Não devemos ter medo de ler Marx. Eu nunca tive. E se a generalidade das suas análises e propostas para mim tem o pouco valor da sua datação e rigor filosófico pouco consistente, coisas há que nos devem servir de motivo inspirador.
Vamos buscar um pouco do melhor de Marx para analisarmos a situação do novo "proletariado europeu".
Com efeito com o aparecimento do capitalismo, ou melhor dizendo, com o momento em que passou a ser o "valor de troca" que determinou o "valor de uso" (ao contrário do sistema anterior) tudo se entornou. Marx explica-o bem.
Vem isto a propósito do que eu chamo o "novo proletariado europeu".
E senão vejamos.
Nas teorias dos corpos intermédios que dominaram as doutrinas "contra-revolucionárias" dos séculos anteriores, todo o Homem não é uma ilha. Pertence, está integrado, é herdeiro de uma cultura e de uma civilização, está protegido num sistema transpersonalista em que a comunidade (enquanto unidade de defesa da "pessoa") desempenha o papel integrador e defensor de todos os seus componentes: o Homem subordina-se livremente à sociedade e sabe, de antemão, que a comunidade o protegerá. Ele sabe que a comunidade tem direitos, e que os seus direitos (chamemo-hes individuais) só serão válidos desde que inseridos na própria comunidade.
Hoje tudo isto está ultrapassado e vencido. Até no mundo rural o "comunitarismo" desapareceu. é só para turista ver e etnólogo publicar estudos!
Caiu-se, pois, numa sociedade completamente (só aparentemente) personalista. Pelo menos essa é a doutrina oficial que nos vendem. Os valores dos direitos dos homens, etc e tal.
Mas tal facto não corresponde à realidade.
Hoje, no século XXI, e guardando todas as proporções, cada vez mais nos assemelhamos ao proletariado do século XIX. Recordemos que nessa época o proletário era o trabalhador (asfixiado pelo sistema capitalista triunfante em toda a linha) que vivia na insegurança total: económica, alimentar para ele e para os seus filhos, sem ligação ao seu grupo familiar, que abandonou a agricultura de sol a sol para as "luzes" da cidade para trabalhar repetitivamente de antes do nascer do sol até depois do sol se por.
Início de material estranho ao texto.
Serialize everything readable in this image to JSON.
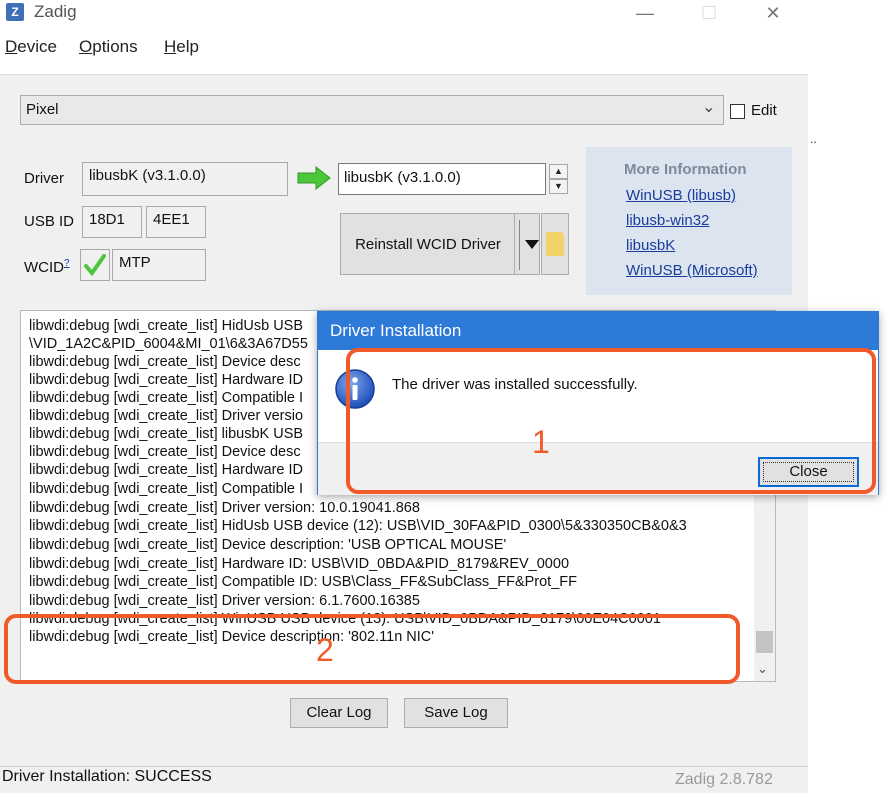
{
  "window": {
    "title": "Zadig",
    "icon_letter": "Z",
    "controls": {
      "minimize": "—",
      "maximize": "☐",
      "close": "✕"
    }
  },
  "menu": [
    "Device",
    "Options",
    "Help"
  ],
  "device_select": {
    "value": "Pixel",
    "edit_label": "Edit",
    "edit_checked": false
  },
  "driver": {
    "label": "Driver",
    "current": "libusbK (v3.1.0.0)",
    "target": "libusbK (v3.1.0.0)",
    "usb_id_label": "USB ID",
    "vid": "18D1",
    "pid": "4EE1",
    "wcid_label": "WCID",
    "wcid_superscript": "?",
    "wcid_value": "MTP",
    "action_button": "Reinstall WCID Driver"
  },
  "more_info": {
    "title": "More Information",
    "links": [
      "WinUSB (libusb)",
      "libusb-win32",
      "libusbK",
      "WinUSB (Microsoft)"
    ]
  },
  "log": [
    "libwdi:debug [wdi_create_list] HidUsb USB",
    "\\VID_1A2C&PID_6004&MI_01\\6&3A67D55",
    "libwdi:debug [wdi_create_list] Device desc",
    "libwdi:debug [wdi_create_list] Hardware ID",
    "libwdi:debug [wdi_create_list] Compatible I",
    "libwdi:debug [wdi_create_list] Driver versio",
    "libwdi:debug [wdi_create_list] libusbK USB",
    "libwdi:debug [wdi_create_list] Device desc",
    "libwdi:debug [wdi_create_list] Hardware ID",
    "libwdi:debug [wdi_create_list] Compatible I",
    "libwdi:debug [wdi_create_list] Driver version: 10.0.19041.868",
    "libwdi:debug [wdi_create_list] HidUsb USB device (12): USB\\VID_30FA&PID_0300\\5&330350CB&0&3",
    "libwdi:debug [wdi_create_list] Device description: 'USB OPTICAL MOUSE'",
    "libwdi:debug [wdi_create_list] Hardware ID: USB\\VID_0BDA&PID_8179&REV_0000",
    "libwdi:debug [wdi_create_list] Compatible ID: USB\\Class_FF&SubClass_FF&Prot_FF",
    "libwdi:debug [wdi_create_list] Driver version: 6.1.7600.16385",
    "libwdi:debug [wdi_create_list] WinUSB USB device (13): USB\\VID_0BDA&PID_8179\\00E04C0001",
    "libwdi:debug [wdi_create_list] Device description: '802.11n NIC'"
  ],
  "buttons": {
    "clear_log": "Clear Log",
    "save_log": "Save Log"
  },
  "status": {
    "text": "Driver Installation: SUCCESS",
    "version": "Zadig 2.8.782"
  },
  "dialog": {
    "title": "Driver Installation",
    "message": "The driver was installed successfully.",
    "close_label": "Close"
  },
  "annotations": [
    {
      "number": "1",
      "color": "#f05a28"
    },
    {
      "number": "2",
      "color": "#f05a28"
    }
  ],
  "colors": {
    "dialog_title_bar": "#2e7ad8",
    "annotation": "#f05a28",
    "link": "#1a3c9b",
    "more_info_bg": "#dbe4ef"
  },
  "right_strip_text": ".."
}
O proletário - e isto não é o choradinho de Dickens e quejandos - vivia o dia a dia, (sem esperança de nada a não ser sobreviver até ao dia seguinte) era uma peça na engrenagem (descartável) a qualquer momento. Era só poeira humana como denunciado, na época, por Tocqueville e Renan, antes que Charles Maurras aprofundasse as suas teses.
Estão a ver o filme do triunfo dos porcos liberais?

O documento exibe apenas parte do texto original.